It’s McRib season, bitches! And this year there’s more on the line than your annual intake of demoralized sad pigs and azodicarbonamide, which is used to make gym mats and shoes. This time, it’s all about saving McDonald’s bacon.
You know how we’re still in that recession that Obama caused, because he is a commie? Well, even McDonald’s is not immune. Profits are floundering. The head of U.S. operations stepped down. Between Taco Bell and Wendy’s and etc., etc., etc., there’s just a hell of a lot of fast food out there to sample and people are frickin’ busy eating shit that’s not McDonald’s. So McDonald’s is taking off the gloves, and they are fighting back the only way they know how: McRib style! Starting Dec. 17, you will be able to order this coveted cult sandwich again. Is this a great country or what?
The McRib was introduced in 1981 — it was invented by the same person who invented Chicken McNuggets. The McRib was around until 1995, which is, and I doubt this is a coincidence, the same year New Jersey Gov. Christine Todd Whitman named a rest stop after Howard Stern. After that the McRib has been strictly a special occasion sandwich, and the special occasion now is the Holiday Season/McDonald’s sucky financials.

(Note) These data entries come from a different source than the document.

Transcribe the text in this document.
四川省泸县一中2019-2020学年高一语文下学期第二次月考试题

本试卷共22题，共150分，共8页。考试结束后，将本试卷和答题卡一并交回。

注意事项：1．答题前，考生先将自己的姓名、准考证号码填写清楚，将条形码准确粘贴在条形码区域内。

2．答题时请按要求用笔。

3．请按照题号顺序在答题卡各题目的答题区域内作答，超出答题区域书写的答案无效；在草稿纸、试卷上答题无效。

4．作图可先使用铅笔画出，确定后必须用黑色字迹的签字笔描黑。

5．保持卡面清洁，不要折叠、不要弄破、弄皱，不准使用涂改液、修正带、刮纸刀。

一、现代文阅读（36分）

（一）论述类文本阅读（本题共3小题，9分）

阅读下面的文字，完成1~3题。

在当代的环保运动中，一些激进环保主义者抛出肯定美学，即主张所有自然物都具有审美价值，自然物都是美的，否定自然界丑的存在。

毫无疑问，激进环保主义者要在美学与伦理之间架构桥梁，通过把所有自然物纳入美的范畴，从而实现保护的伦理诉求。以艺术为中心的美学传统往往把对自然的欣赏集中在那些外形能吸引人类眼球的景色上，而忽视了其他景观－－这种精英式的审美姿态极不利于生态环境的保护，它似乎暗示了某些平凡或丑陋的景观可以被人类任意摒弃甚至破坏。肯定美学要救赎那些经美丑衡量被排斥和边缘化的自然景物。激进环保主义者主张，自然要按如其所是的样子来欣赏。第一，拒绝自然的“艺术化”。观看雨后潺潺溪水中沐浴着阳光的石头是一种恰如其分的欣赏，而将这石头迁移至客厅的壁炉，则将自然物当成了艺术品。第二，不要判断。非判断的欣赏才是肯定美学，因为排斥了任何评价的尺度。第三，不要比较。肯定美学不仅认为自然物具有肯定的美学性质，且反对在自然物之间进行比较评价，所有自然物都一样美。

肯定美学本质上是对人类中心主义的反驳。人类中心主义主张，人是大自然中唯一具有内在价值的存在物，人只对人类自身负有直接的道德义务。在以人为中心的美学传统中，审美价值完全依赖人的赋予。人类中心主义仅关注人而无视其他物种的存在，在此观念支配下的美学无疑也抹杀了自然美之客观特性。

I am going to level with you. I have never had a McRib. It’s not that I’m too good for a gym mat sandwich — I have eaten some pretty gross things. I am, for example, not immune to the occasional McFlurgency, and McFlurries hardly constitute eating clean. The truth is that any time that I might have been both hungry and in the presence of a McRib there was something else better to eat, something that wasn’t fashioned from shoes and pig tears. Did you even know the McRib was seasonal? I had no idea. I thought that anytime I wanted a McRib I could just get one, which might explain why I have never actually done so. So now I have from Dec. 17 until some unMcDisclosed date. I find myself very unMcCurious.